The Doha round is scheduled to be completed by January 2005.

Bo said China will play an active role in talks though it is suffering from pressure because of its non-market economy status and specific safeguard measures, particularly on textiles.

He also said that new members of the WTO like China should enjoy a special status in the new round and should be granted special and differential treatment.

China promised a wide and substantial opening-up when entering the WTO in December 2001. It is impossible for the country to offer a new round of market opening-up in the Doha agenda, he said.

When talking with Vaile and Alvear, Bo asked them to recognize China's market economy status at an earlier date.

"We expect the two countries to acknowledge China as a market economy as soon as possible in order to create an important condition for FTA negotiations," Bo said.

Bo received an active response on the issue when talking with Watana from Thailand.

Bo also urged Mexico to acknowledge the status and to avoid unfair practices in anti-dumping cases in which Chinese products were concerned.

Three countries - New Zealand, Singapore and Malaysia- have already granted China market economy status.

Besides that status, free trade agreements were a key point in Bo's meetings.
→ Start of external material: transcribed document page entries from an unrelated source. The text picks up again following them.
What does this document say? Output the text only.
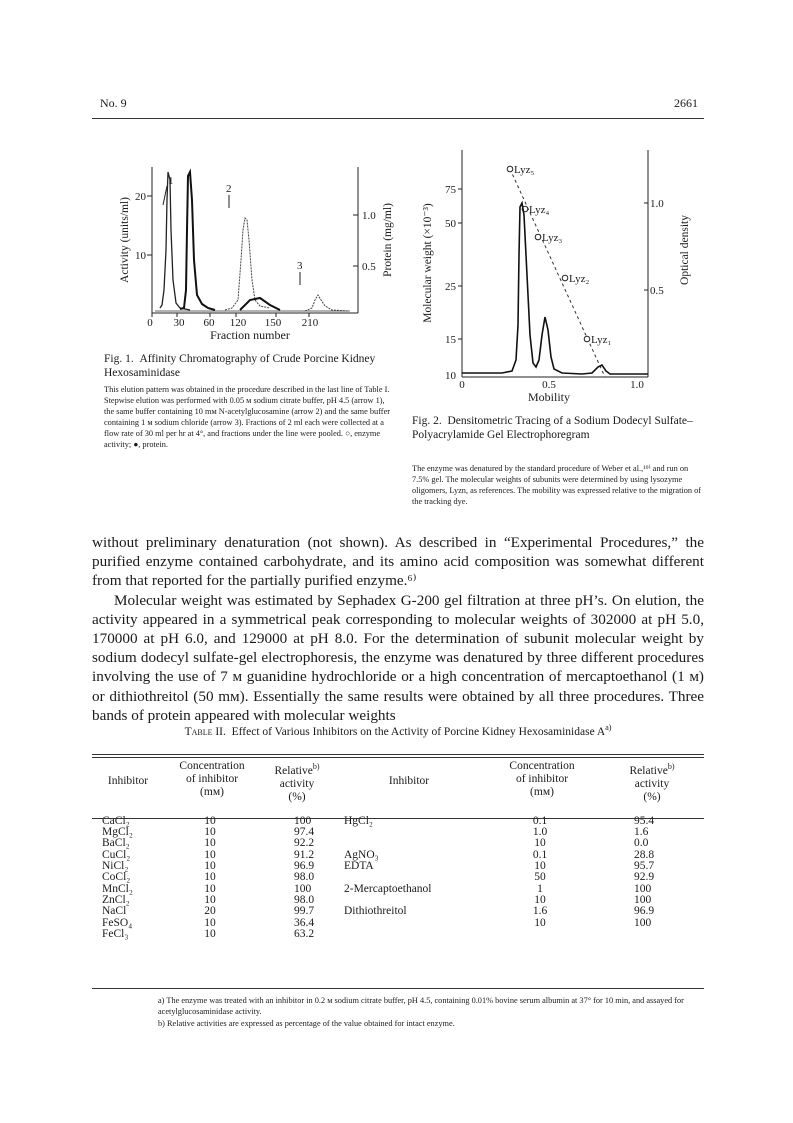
No. 9	2661
20
10
1.0
0.5
0 30 60 120 150 210
Fraction number
Activity (units/ml)	Protein (mg/ml)
1
2
3
Fig. 1. Affinity Chromatography of Crude Porcine Kidney Hexosaminidase
This elution pattern was obtained in the procedure described in the last line of Table I. Stepwise elution was performed with 0.05 м sodium citrate buffer, pH 4.5 (arrow 1), the same buffer containing 10 mм N-acetylglucosamine (arrow 2) and the same buffer containing 1 м sodium chloride (arrow 3). Fractions of 2 ml each were collected at a flow rate of 30 ml per hr at 4°, and fractions under the line were pooled. ○, enzyme activity; ●, protein.
75
50
25
15
10
1.0
0.5
0	0.5	1.0
Mobility
Molecular weight (×10⁻³)	Optical density
Lyz₅
Lyz₄
Lyz₃
Lyz₂
Lyz₁
Fig. 2. Densitometric Tracing of a Sodium Dodecyl Sulfate–Polyacrylamide Gel Electrophoregram
The enzyme was denatured by the standard procedure of Weber et al.,¹⁹⁾ and run on 7.5% gel. The molecular weights of subunits were determined by using lysozyme oligomers, Lyzn, as references. The mobility was expressed relative to the migration of the tracking dye.

without preliminary denaturation (not shown). As described in “Experimental Procedures,” the purified enzyme contained carbohydrate, and its amino acid composition was somewhat different from that reported for the partially purified enzyme.⁶⁾

Molecular weight was estimated by Sephadex G-200 gel filtration at three pH’s. On elution, the activity appeared in a symmetrical peak corresponding to molecular weights of 302000 at pH 5.0, 170000 at pH 6.0, and 129000 at pH 8.0. For the determination of subunit molecular weight by sodium dodecyl sulfate-gel electrophoresis, the enzyme was denatured by three different procedures involving the use of 7 м guanidine hydrochloride or a high concentration of mercaptoethanol (1 м) or dithiothreitol (50 mм). Essentially the same results were obtained by all three procedures. Three bands of protein appeared with molecular weights

Table II. Effect of Various Inhibitors on the Activity of Porcine Kidney Hexosaminidase $A^{a)}$
Inhibitor	Concentration
of inhibitor
(mм)	Relative$^{b)}$
activity
(%)	Inhibitor	Concentration
of inhibitor
(mм)	Relative$^{b)}$
activity
(%)
CaCl₂	10	100	HgCl₂	0.1	95.4
MgCl₂	10	97.4		1.0	1.6
BaCl₂	10	92.2		10	0.0
CuCl₂	10	91.2	AgNO₃	0.1	28.8
NiCl₂	10	96.9	EDTA	10	95.7
CoCl₂	10	98.0		50	92.9
MnCl₂	10	100	2-Mercaptoethanol	1	100
ZnCl₂	10	98.0		10	100
NaCl	20	99.7	Dithiothreitol	1.6	96.9
FeSO₄	10	36.4		10	100
FeCl₃	10	63.2			
a) The enzyme was treated with an inhibitor in 0.2 м sodium citrate buffer, pH 4.5, containing 0.01% bovine serum albumin at 37° for 10 min, and assayed for acetylglucosaminidase activity.
b) Relative activities are expressed as percentage of the value obtained for intact enzyme.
Bo said China is ready to accelerate feasibility studies on free trade agreements with Chile and Australia.

The China-Chile feasibility study on FTA, kicked off in April, may possibly finish before November, Bo said.

The conclusion of the study will now come out in the first half of 2005, ahead of a previous deadline for October that year.

When meeting Yeo from Singapore and Watana from Thailand, Bo said the negotiation for a China-Association of Southeast Asian Nations (ASEAN) FTA is expected to conclude as scheduled by June 30 this year.

"Negotiations are going smoothly and have reached a basic consensus on the trade arrangement,"Bo said.

Negotiations on service trade and investment will be launched as soon as possible, he said.

"China will try its best to address special concerns of ASEAN members," Bo said.

The ASEAN-China FTA, the world's largest which covers 1.7 billion consumers with a combined gross domestic product of US$2 trillion, will start in 2010.

Besides the above countries, China is discussing FTA possibilities with New Zealand, India and the Gulf Co-operation Council (GCC) countries.

Bo signed an agreement with Yeo for Singapore's entry to the China-Thailand trade arrangement on vegetables and fruit, which provides zeros tariff in the two categories.